Al di là della questione dei dati qualche incidente nel corso degli ultimi mesi c’è stato. Come nel caso di uno Smart Speaker Alexa di Amazon che, per errore, ha registrato e condiviso sui social una conversazione privata. O anche dispositivi Google Home che, senza il consenso dell’utente, condividevano il loro posizionamento. Bug software di “gioventù” che verranno prontamente corretti. Errori che fanno però riflettere. Ad esempio, su come i dati di questi dispositivi smart, al pari di quelli degli smatphone, possano essere utilizzati in casi giudiziari. Come è accaduto lo scorso anno per le indagini su un omicidio. Soprattutto, riflettere su come questi stessi dati – le nostre conversazioni private tra le quattro mura di casa, le nostre abitudini, la nostra posizione – possano essere utilizzati, a nostra insaputa, per controllarci preventivamente o per indagare su di noi, magari a fini di sicurezza nazionale ed internazionale e su quanto sia sicura, a questo punto la nostra privacy nel mondo materiale. Una questione di diritti civili, già molto dibattuta negli Usa, dove l’antiterrorismo è di manica decisamente più larga e consente un atteggiamento più intrusivo delle autorità nella vita dei cittadini.

Il nemico è alle porte?

Per cose nuove ed inedite, ci vogliono regole nuove. Per il trattamento e la protezione dei dati nell’Iot, le norme sono le stesse del web, come per il Gdpr. È comunque certo che la domotica, ancora in fase embrionale, soprattutto nel nostro Paese, è uno dei prossimi confini dell’automazione smart. Una piccola rivoluzione alla nostra porta di casa, che promette di portare molti vantaggi e benefici alla nostra qualità della vita. Con però tutti i rischi, che ben conosciamo, dei big data e del web. Qualcuno di questi dispositivi, come ad esempio le Smart Tv, sono già tra noi.

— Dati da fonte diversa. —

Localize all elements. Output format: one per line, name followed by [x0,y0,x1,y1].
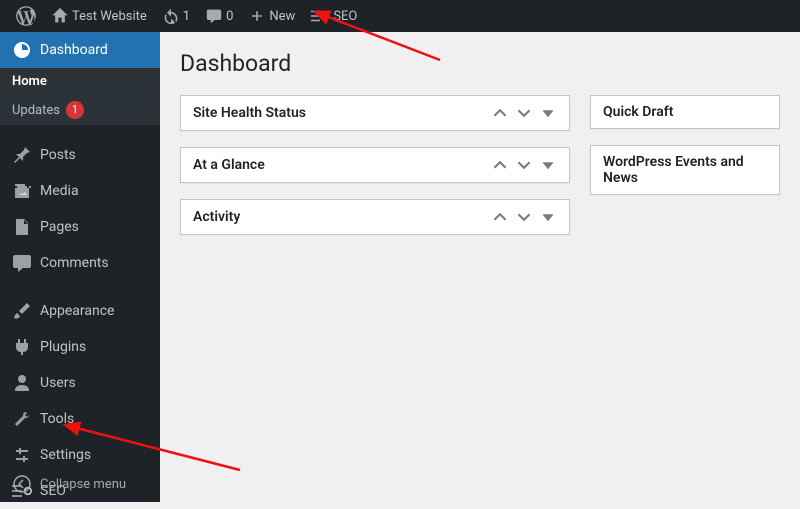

Prima lo provo e poi vi racconto

Sono un early adopter. Sto per comprare Google home, con una certa tranquillità, per mia madre, che ha una certa età e qualche problema di memoria. Questo non significa che la lascerò in balia di una macchina e del grande fratello, ma solo che, quando non potrò io, ci sarà qualcuno che le ricorderà di prendere la pillola o le cercherà un contatto sul telefono e farà una telefonata. Per casa, invece, mi comprerò una pentola elettrica per lo slow coocking. Anche quella governata a distanza da app per programmarla, avviarla e monitorare la cottura. Per il momento, però, non devo parlarci. Almeno per il momento.